Jeff Randolf is president of The Randolf Group, a land development company based in Greenville, S.C., that specializes in residential, urban infill and mixed-use communities. Since its founding in 1997, The Randolf Group has developed more than 40 communities in the Southeast. In 2010, The Randolf Group was recognized by Southern Living Magazine for their work on the Viola neighborhood in Greenville, deemed one of the 10 Best Comeback Neighborhoods in the country. Prior to establishing The Randolf Group, Jeff received his master’s degree in city and regional planning from Clemson University, and spent 14 years with Liberty Properties Group, the real estate operating company of Liberty Life Insurance Company. Jeff is an instructor at Clemson University in the Master of Real Estate Development program.
Rob Brawner serves as the executive director of the Atlanta BeltLine Partnership. The Atlanta BeltLine connects diverse communities with new transit, trails, parks, public art and affordable housing. Rob guides the partnership’s efforts to cultivate broad-based support for the Atlanta BeltLine, generate private and philanthropic investment in the project, and catalyze positive health and economic outcomes for residents in adjoining neighborhoods.
Ellen Dunham-Jones is a professor of architecture at the Georgia Institute of technology where she coordinates the MS in Urban Design. A leading authority on sustainable suburban redevelopment, she is a co-author of Retrofitting Suburbia: Urban Design Solutions for Redesigning Suburbs. Her research intersects trends in contemporary theory, health, and real estate development, and has been featured in The New York Times, TED, PBS and NPR.

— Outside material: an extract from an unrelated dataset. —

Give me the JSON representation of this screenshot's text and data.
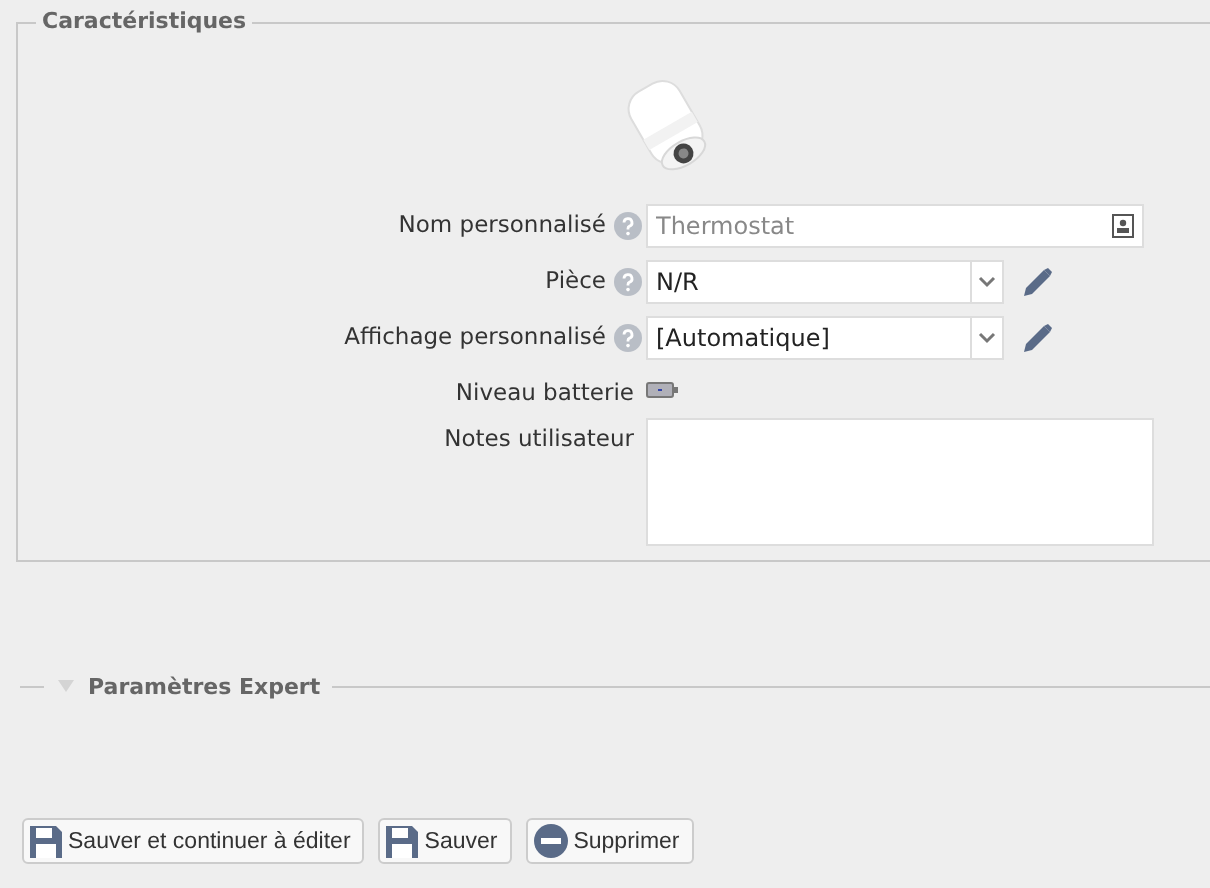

Emiko Atherton is the directory of the National Complete Streets Coalition at Smart Growth America. She uses her expertise in transportation policy, public health, land use, economic development and legislation to consult with communities nationwide on how to create better communities. Atherton served as chief of staff for a King County councilmember in Washington state.
Joe Minicozzi, principal of Urban3, LLC, and a planner based in Asheville, N.C., is changing the way we look at growth in our communities. His analysis of property taxes will make you rethink everything you know about development.